In May, 1863 Kekulé and Stephanie had a son. He was healthy, but Stephanie died only two years later. After Stephanie’s death, and for the first time in his adult life, Kekulé found he could not work. Eventually he went back to his research. But it was at this time that he had his second famous dream – the benzene ring.  As such the vision then was as much inspired by grief, as by any other circumstances.

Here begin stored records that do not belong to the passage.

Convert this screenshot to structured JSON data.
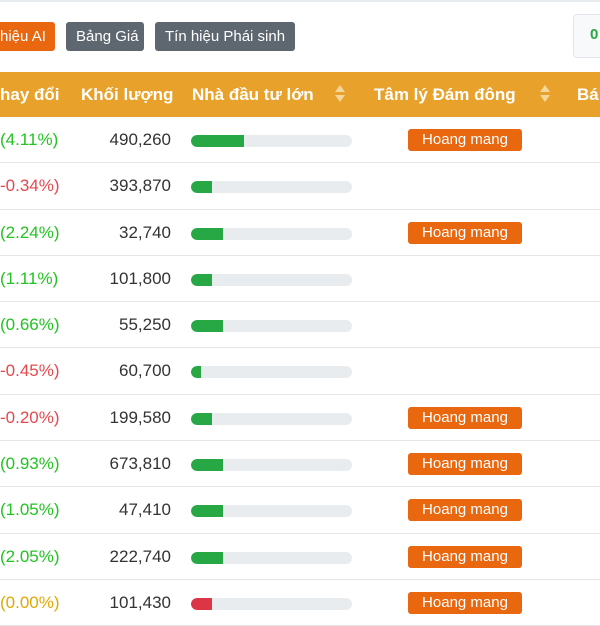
{
  "tabs": [
    {
      "label": "hiệu AI"
    },
    {
      "label": "Bảng Giá"
    },
    {
      "label": "Tín hiệu Phái sinh"
    }
  ],
  "right_box_text": "0",
  "columns": {
    "change": "hay đổi",
    "volume": "Khối lượng",
    "investor": "Nhà đầu tư lớn",
    "sentiment": "Tâm lý Đám đông",
    "next": "Bá"
  },
  "colors": {
    "positive": "#22c322",
    "negative": "#e5484d",
    "neutral": "#e0a800",
    "bar_up": "#28a745",
    "bar_down": "#dc3545",
    "badge": "#e8670f",
    "header": "#e8a22b"
  },
  "rows": [
    {
      "change": "(4.11%)",
      "dir": "up",
      "volume": "490,260",
      "investor_pct": 33,
      "sentiment": "Hoang mang"
    },
    {
      "change": "-0.34%)",
      "dir": "down",
      "volume": "393,870",
      "investor_pct": 13,
      "sentiment": ""
    },
    {
      "change": "(2.24%)",
      "dir": "up",
      "volume": "32,740",
      "investor_pct": 20,
      "sentiment": "Hoang mang"
    },
    {
      "change": "(1.11%)",
      "dir": "up",
      "volume": "101,800",
      "investor_pct": 13,
      "sentiment": ""
    },
    {
      "change": "(0.66%)",
      "dir": "up",
      "volume": "55,250",
      "investor_pct": 20,
      "sentiment": ""
    },
    {
      "change": "-0.45%)",
      "dir": "down",
      "volume": "60,700",
      "investor_pct": 6,
      "sentiment": ""
    },
    {
      "change": "-0.20%)",
      "dir": "down",
      "volume": "199,580",
      "investor_pct": 13,
      "sentiment": "Hoang mang"
    },
    {
      "change": "(0.93%)",
      "dir": "up",
      "volume": "673,810",
      "investor_pct": 20,
      "sentiment": "Hoang mang"
    },
    {
      "change": "(1.05%)",
      "dir": "up",
      "volume": "47,410",
      "investor_pct": 20,
      "sentiment": "Hoang mang"
    },
    {
      "change": "(2.05%)",
      "dir": "up",
      "volume": "222,740",
      "investor_pct": 20,
      "sentiment": "Hoang mang"
    },
    {
      "change": "(0.00%)",
      "dir": "neutral",
      "volume": "101,430",
      "investor_pct": 13,
      "bar": "down",
      "sentiment": "Hoang mang"
    }
  ]
}
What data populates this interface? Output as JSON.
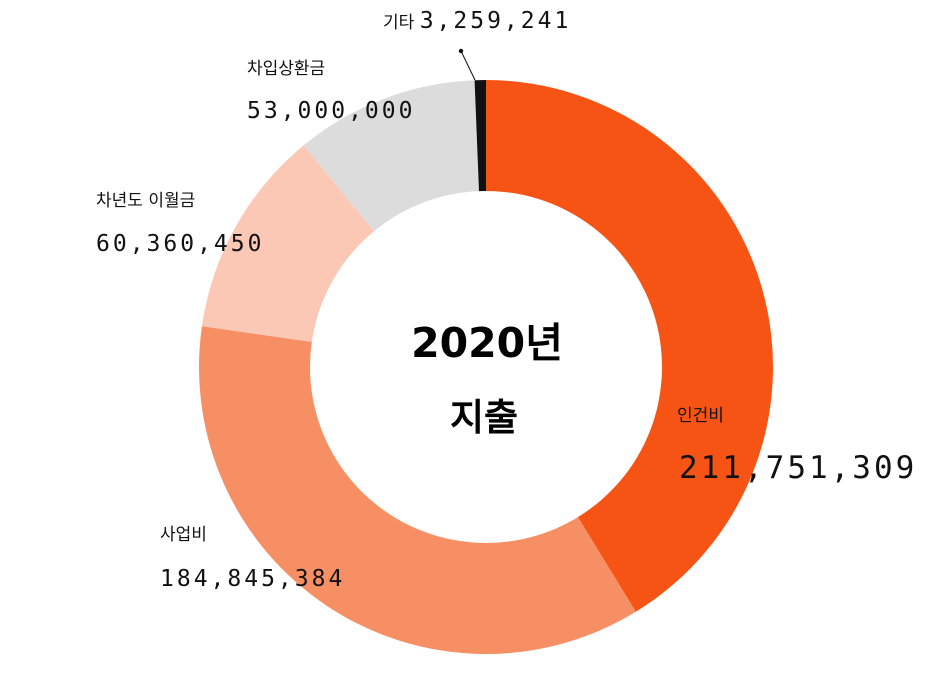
{
  "chart_data": {
    "type": "pie",
    "title": "2020년",
    "subtitle": "지출",
    "slices": [
      {
        "label": "인건비",
        "value": 211751309,
        "value_text": "211,751,309",
        "color": "#f55414"
      },
      {
        "label": "사업비",
        "value": 184845384,
        "value_text": "184,845,384",
        "color": "#f78f64"
      },
      {
        "label": "차년도 이월금",
        "value": 60360450,
        "value_text": "60,360,450",
        "color": "#fcc8b6"
      },
      {
        "label": "차입상환금",
        "value": 53000000,
        "value_text": "53,000,000",
        "color": "#dcdcdc"
      },
      {
        "label": "기타",
        "value": 3259241,
        "value_text": "3,259,241",
        "color": "#111111"
      }
    ],
    "legend": "none"
  }
}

In May, he presented his paper "Notes on Some Products of Substitution of Benzene" to the Royal Academy of Belgium in which he reported his conclusions that the structure of benzene was a closed, hexagonal, six-membered ring. After this he had his research team continue to synthesize new compounds which would ensure the acceptance of his theories.

 

By this time,  Kekulé had assembled a research team of talented students and research workers -  Alfred von Baeyer, James Dewar, Albert Landenberg, Heinrich Brunck, Karl Glaser, Wilhelm Koerner, and Hermann Wichelhaus. Later, Kekulé's oscillation theory of rapidly interchanging double bonds in the benzene ring explained the existence of only one disubstituted derivative in various syntheses--a problem that his earlier conception of the ring structure of benzene did not address. These findings contributed to the synthesis of aromatics and, thus, contributed to the aniline dye industry of 1872.  In January of 1865, Wurtz delivered to the Chemical Society of Paris the paper "The Constitution of Aromatic Substances".

Death

Kekulé  remained in Ghent until 1867, when he was called to Bonn to take the chair vacated by A W Hofman.  By 1874, after all of his years of hard work, Kekulé's health began to fail. In 1876, he married his former housekeeper. Although she bore him three children, this was not a happy marriage. During this time he contracted measles and he never fully recovered. Despite these difficulties, he was elected Rector of the University of Bonn in 1877.  

Kekulé held the post at Bonn until his death in 1896, the same year in which Alfred Nobel died.